As Russia and Japan indicated that the Marrakesh deal should make
their ratification possible, Kyoto could come into force without the
United States by late 2002.

Canada said the fact that the world had agreed a workable Kyoto
rulebook showed its neighbor was wrong to opt out.

``Canada thinks the American position on Kyoto is wrong. The basic
difference between us is we believe we can succeed in achieving
climate change goals within the Kyoto process, the Americans believe
you can't,'' Canadian Environment Minister David Anderson said.

``What we've done (by agreeing acceptable rules) is we have shown our
original belief that the Americans are wrong is, in fact, accurate,''
he said.

NEW NORTH AMERICAN APPROACH

He added that he expected the U.S. to unveil a North American approach
to cutting greenhouse gases which Canada would probably participate in
alongside Kyoto.

``We'll be almost certainly the only country in the world in that
position.
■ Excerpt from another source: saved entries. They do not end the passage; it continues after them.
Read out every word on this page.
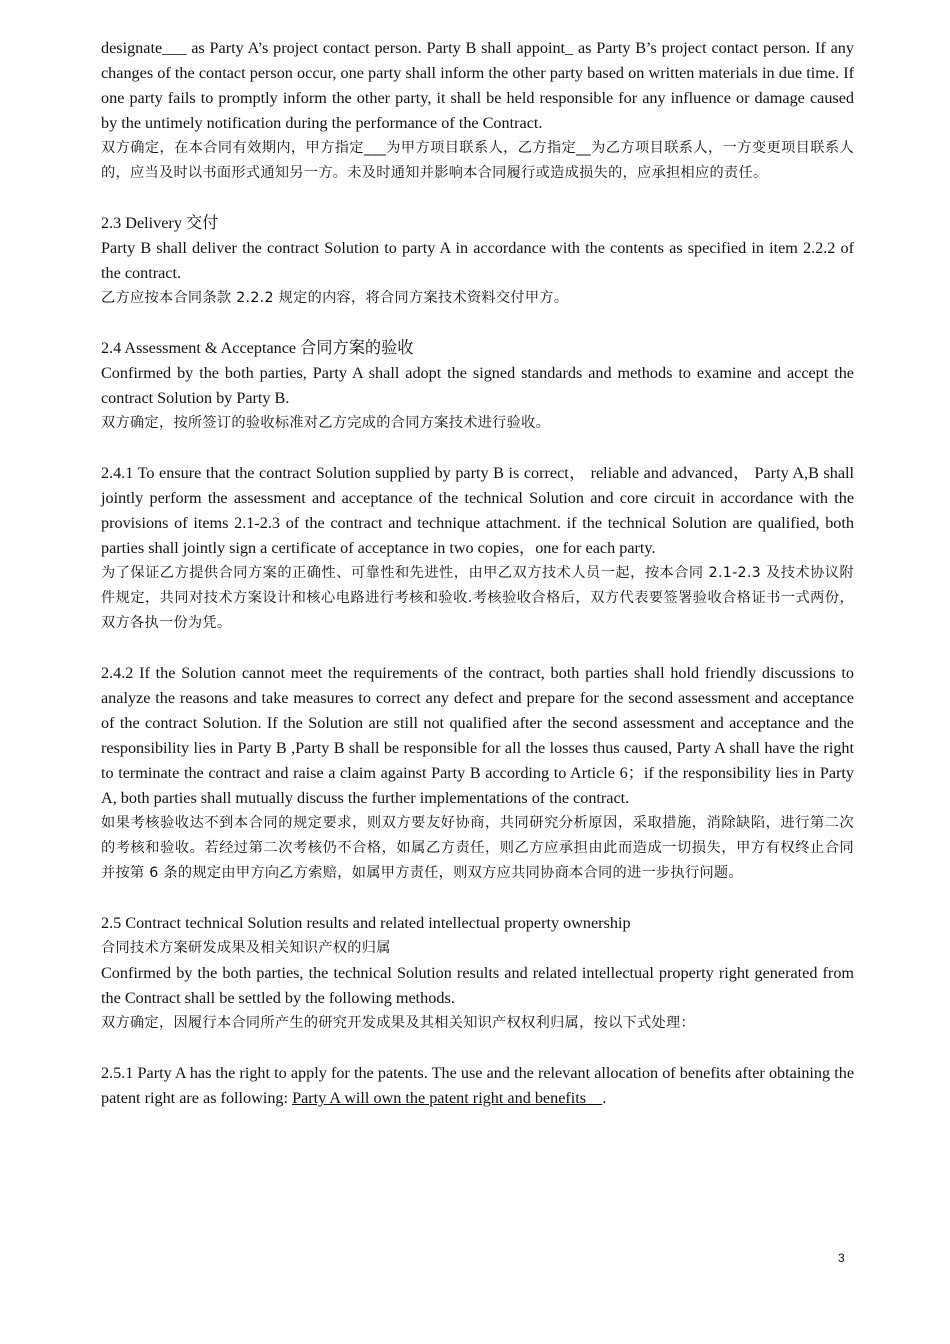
designate___ as Party A’s project contact person. Party B shall appoint_ as Party B’s project contact person. If any changes of the contact person occur, one party shall inform the other party based on written materials in due time. If one party fails to promptly inform the other party, it shall be held responsible for any influence or damage caused by the untimely notification during the performance of the Contract.

双方确定，在本合同有效期内，甲方指定___为甲方项目联系人，乙方指定__为乙方项目联系人，一方变更项目联系人的，应当及时以书面形式通知另一方。未及时通知并影响本合同履行或造成损失的，应承担相应的责任。

2.3 Delivery 交付

Party B shall deliver the contract Solution to party A in accordance with the contents as specified in item 2.2.2 of the contract.

乙方应按本合同条款 2.2.2 规定的内容，将合同方案技术资料交付甲方。

2.4 Assessment & Acceptance 合同方案的验收

Confirmed by the both parties, Party A shall adopt the signed standards and methods to examine and accept the contract Solution by Party B.

双方确定，按所签订的验收标准对乙方完成的合同方案技术进行验收。

2.4.1 To ensure that the contract Solution supplied by party B is correct， reliable and advanced， Party A,B shall jointly perform the assessment and acceptance of the technical Solution and core circuit in accordance with the provisions of items 2.1-2.3 of the contract and technique attachment. if the technical Solution are qualified, both parties shall jointly sign a certificate of acceptance in two copies，one for each party.

为了保证乙方提供合同方案的正确性、可靠性和先进性，由甲乙双方技术人员一起，按本合同 2.1-2.3 及技术协议附件规定，共同对技术方案设计和核心电路进行考核和验收.考核验收合格后，双方代表要签署验收合格证书一式两份，双方各执一份为凭。

2.4.2 If the Solution cannot meet the requirements of the contract, both parties shall hold friendly discussions to analyze the reasons and take measures to correct any defect and prepare for the second assessment and acceptance of the contract Solution. If the Solution are still not qualified after the second assessment and acceptance and the responsibility lies in Party B ,Party B shall be responsible for all the losses thus caused, Party A shall have the right to terminate the contract and raise a claim against Party B according to Article 6；if the responsibility lies in Party A, both parties shall mutually discuss the further implementations of the contract.

如果考核验收达不到本合同的规定要求，则双方要友好协商，共同研究分析原因，采取措施，消除缺陷，进行第二次的考核和验收。若经过第二次考核仍不合格，如属乙方责任，则乙方应承担由此而造成一切损失，甲方有权终止合同并按第 6 条的规定由甲方向乙方索赔，如属甲方责任，则双方应共同协商本合同的进一步执行问题。

2.5 Contract technical Solution results and related intellectual property ownership

合同技术方案研发成果及相关知识产权的归属

Confirmed by the both parties, the technical Solution results and related intellectual property right generated from the Contract shall be settled by the following methods.

双方确定，因履行本合同所产生的研究开发成果及其相关知识产权权利归属，按以下式处理：

2.5.1 Party A has the right to apply for the patents. The use and the relevant allocation of benefits after obtaining the patent right are as following: Party A will own the patent right and benefits    .

3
So we are very concerned to make sure that the American
system is compatible with Kyoto.''

The United States insists it will not return to Kyoto.
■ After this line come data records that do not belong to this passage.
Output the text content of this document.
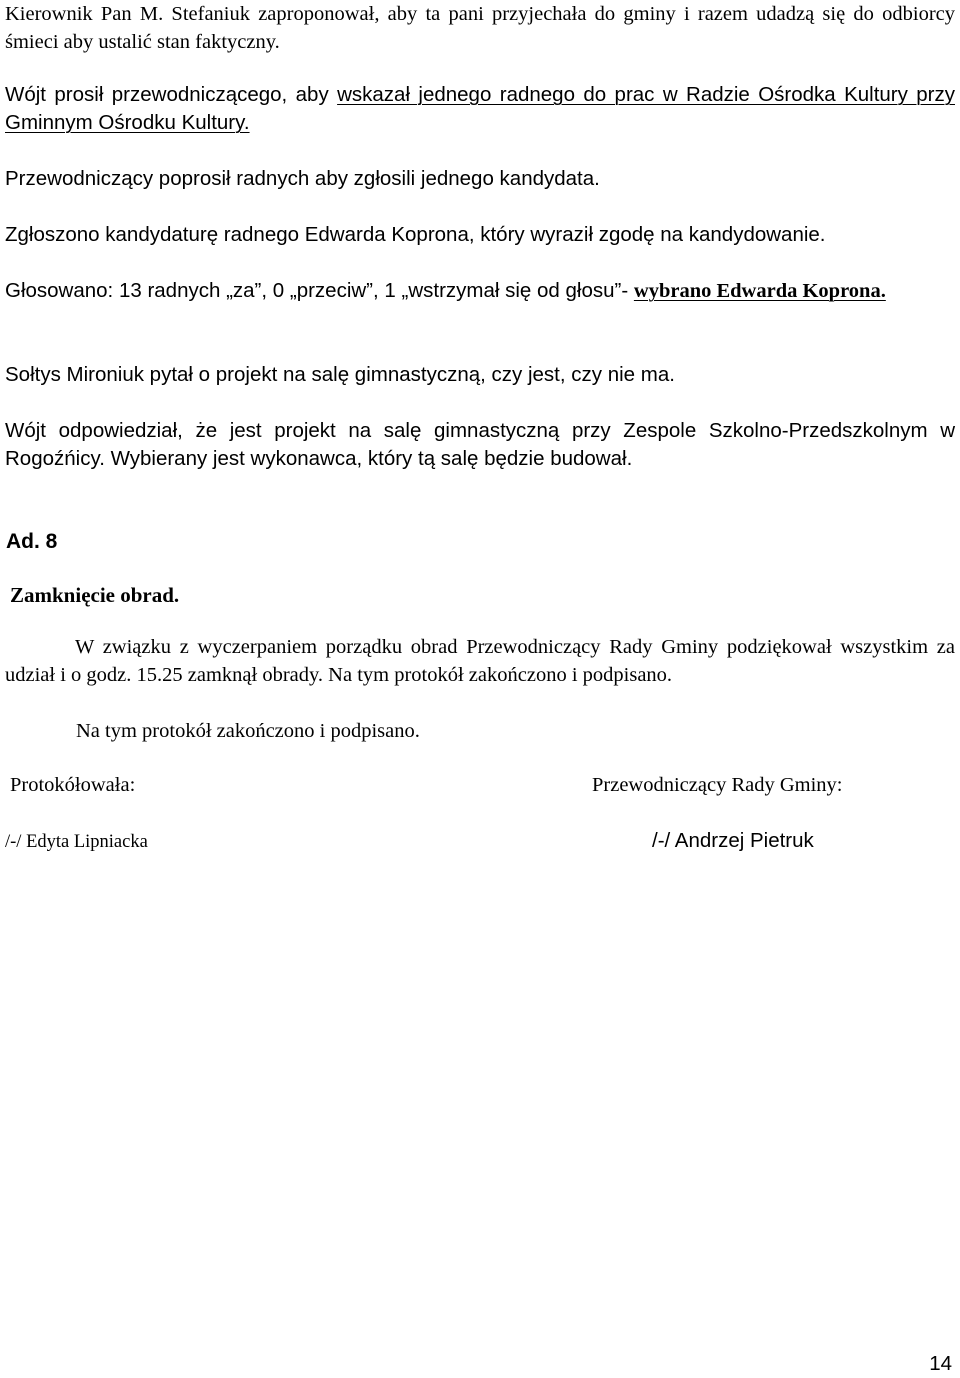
Kierownik Pan M. Stefaniuk zaproponował, aby ta pani przyjechała do gminy i razem udadzą się do odbiorcy śmieci aby ustalić stan faktyczny.

Wójt prosił przewodniczącego, aby wskazał jednego radnego do prac w Radzie Ośrodka Kultury przy Gminnym Ośrodku Kultury.

Przewodniczący poprosił radnych aby zgłosili jednego kandydata.

Zgłoszono kandydaturę radnego Edwarda Koprona, który wyraził zgodę na kandydowanie.

Głosowano: 13 radnych „za”, 0 „przeciw”, 1 „wstrzymał się od głosu”- wybrano Edwarda Koprona.

Sołtys Mironiuk pytał o projekt na salę gimnastyczną, czy jest, czy nie ma.

Wójt odpowiedział, że jest projekt na salę gimnastyczną przy Zespole Szkolno-Przedszkolnym w Rogoźńicy. Wybierany jest wykonawca, który tą salę będzie budował.

Ad. 8

Zamknięcie obrad.

W związku z wyczerpaniem porządku obrad Przewodniczący Rady Gminy podziękował wszystkim za udział i o godz. 15.25 zamknął obrady. Na tym protokół zakończono i podpisano.

Na tym protokół zakończono i podpisano.

Protokółowała:	Przewodniczący Rady Gminy:

/-/ Edyta Lipniacka	/-/ Andrzej Pietruk

14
U.S. Under-Secretary of State for Global Affairs Paula Dobriansky said
her country was looking for a global solution to climate change, one
that would be a ``tapestry'' of national and regional measures, rather
than the single worldwide system provided by Kyoto.

``Our overall goal is the same (as that of the rest of the world),''
Dobriansky told reporters earlier in the week. ``We have a common
objective which is to address climate change and to seek reductions of
greenhouse gases.''

Environmental campaigners said the United States would now be forced
to make good on that promise, inside or outside Kyoto.

``The agreement, and the fact that countries will move to bring the
protocol into force, will send strong support to those in the United
States who want to push for action on climate change,'' Kate Hampton
of Friends of the Earth told reporters.

Jennifer Morgan of the World Wildlife Fund said that as the United
States had a great input during the years since Kyoto in helping draft
the rules agreed in Marrakesh, some believe a return should not be too
painful.

Many U.S. companies would be pressing for the right to participate in
any future emissions trading market that is likely to develop under
the Kyoto rules, she said.

``This agreement includes many of the elements the U.S. has been
asking for over the years. It is an agreement that the Bush
administration should embrace and come in to.'' Morgan said.